According to the Maryland Center for History and Culture (MdHS), Benjamin Banneker was a self-taught, free African American tobacco farmer, whose brilliance in astronomy and mathematics garnered the attention of the most powerful white men in the new nation. With the approval of Thomas Jefferson, Andrew Ellicott enlisted Banneker to assist in surveying the territory which was to become the District of Columbia. After the survey's completion, Banneker would go on to engage in a correspondence with Jefferson about the equal abilities of men of African descent.

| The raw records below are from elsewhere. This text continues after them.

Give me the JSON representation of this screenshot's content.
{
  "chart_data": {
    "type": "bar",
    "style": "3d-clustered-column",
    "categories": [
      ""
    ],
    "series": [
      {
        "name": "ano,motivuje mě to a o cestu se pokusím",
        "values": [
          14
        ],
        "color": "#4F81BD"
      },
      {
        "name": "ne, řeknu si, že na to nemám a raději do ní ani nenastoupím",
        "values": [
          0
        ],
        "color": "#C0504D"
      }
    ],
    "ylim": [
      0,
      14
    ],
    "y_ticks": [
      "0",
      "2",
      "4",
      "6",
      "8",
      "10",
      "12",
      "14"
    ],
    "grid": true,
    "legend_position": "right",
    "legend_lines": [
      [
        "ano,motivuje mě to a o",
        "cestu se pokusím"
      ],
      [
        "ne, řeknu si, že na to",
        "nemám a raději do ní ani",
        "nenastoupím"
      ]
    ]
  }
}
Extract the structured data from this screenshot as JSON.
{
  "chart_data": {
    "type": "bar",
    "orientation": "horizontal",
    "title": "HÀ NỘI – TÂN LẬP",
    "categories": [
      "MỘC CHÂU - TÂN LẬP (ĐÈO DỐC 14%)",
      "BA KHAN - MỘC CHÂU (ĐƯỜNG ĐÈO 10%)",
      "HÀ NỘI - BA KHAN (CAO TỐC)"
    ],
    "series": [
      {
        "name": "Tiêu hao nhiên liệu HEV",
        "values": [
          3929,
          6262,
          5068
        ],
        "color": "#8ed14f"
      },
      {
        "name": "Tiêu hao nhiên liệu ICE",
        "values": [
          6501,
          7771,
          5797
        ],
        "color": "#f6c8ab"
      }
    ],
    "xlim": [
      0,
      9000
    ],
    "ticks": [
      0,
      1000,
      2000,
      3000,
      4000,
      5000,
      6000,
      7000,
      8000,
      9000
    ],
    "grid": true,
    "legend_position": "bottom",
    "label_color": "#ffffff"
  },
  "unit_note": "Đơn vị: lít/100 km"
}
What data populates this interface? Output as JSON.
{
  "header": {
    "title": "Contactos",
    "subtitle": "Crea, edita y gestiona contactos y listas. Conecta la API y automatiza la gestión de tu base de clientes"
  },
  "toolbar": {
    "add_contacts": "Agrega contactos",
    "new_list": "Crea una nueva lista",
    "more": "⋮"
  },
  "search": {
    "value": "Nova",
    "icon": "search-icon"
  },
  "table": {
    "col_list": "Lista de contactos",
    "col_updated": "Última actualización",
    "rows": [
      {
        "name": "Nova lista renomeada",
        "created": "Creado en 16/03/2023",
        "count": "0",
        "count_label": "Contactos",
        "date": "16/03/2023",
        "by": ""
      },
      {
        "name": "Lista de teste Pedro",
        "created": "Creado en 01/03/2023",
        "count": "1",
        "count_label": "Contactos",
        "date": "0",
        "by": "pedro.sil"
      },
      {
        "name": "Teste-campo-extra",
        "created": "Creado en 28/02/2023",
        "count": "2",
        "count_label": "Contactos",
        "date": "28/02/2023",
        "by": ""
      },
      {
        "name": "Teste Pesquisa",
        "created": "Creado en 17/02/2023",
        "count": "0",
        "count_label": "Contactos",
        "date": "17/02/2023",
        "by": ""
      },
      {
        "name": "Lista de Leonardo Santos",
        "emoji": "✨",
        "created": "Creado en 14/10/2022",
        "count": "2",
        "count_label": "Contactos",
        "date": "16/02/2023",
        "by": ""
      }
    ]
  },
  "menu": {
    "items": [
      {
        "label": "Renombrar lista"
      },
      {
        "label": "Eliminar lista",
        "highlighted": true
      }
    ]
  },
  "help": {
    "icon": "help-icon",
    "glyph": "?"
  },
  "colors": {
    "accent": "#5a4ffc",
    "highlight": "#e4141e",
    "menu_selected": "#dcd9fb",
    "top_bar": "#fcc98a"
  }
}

In 1994, historians preparing a National Register of Historic Places registration form for the Pierre L'Enfant plan of the City of Washington wrote that 40 boundary stones laid at one-mile intervals had established the district's boundaries based on Banneker's celestial calculations. Among many recognitions, Banneker has been honored with a commemorative stamp, has had schools and parks named after him, and has been the subject of numerous books.
According to MdHS, which owns copies of the original Banneker almanacs and is in possession of the Banneker's handwritten astronomical journal, Banneker was the grandson of an African slave named Bannaka and an English woman named Molly Welsh. Molly was a former indentured servant who purchased Bannaka and another slave upon her release from servitude, as she needed help working her tobacco farm. A 2002 biography of Benjamin Banneker from Charles A. Cerami explored this ancestry further and reported that Bannaka (Benjamin's grandfather) was a member of the Dogon Tribe, perhaps even royalty.
The Dogon people are an African tribal population of 400,000 to 600,000 native to Mali, most of whom live in the hills and mountains of the Bandiagara escarpment. Beginning in the 1930s French anthropologists Marcel Griaule and Germaine Dieterlin began studying the Dogon people, and their findings prompted further authors to report significant mathematical, scientific and astronomical knowledge dating back hundreds of years – especially surrounding their detailed knowledge of the star system Sirius, which is made up two separate stars: Sirius A and Sirius B. This is notable as it wasn't until 1862 that the American astronomer Alvan Clark deduced the existence of Sirius B using a telescope, among the most advanced for that era. And, it was not until 1970 that there was confirmation of the existence of this star, never mind a photograph of it. Yet the Dogon people apparently knew this information hundreds of years beforehand, calling the Siruis B star by the name of "Po Tolo."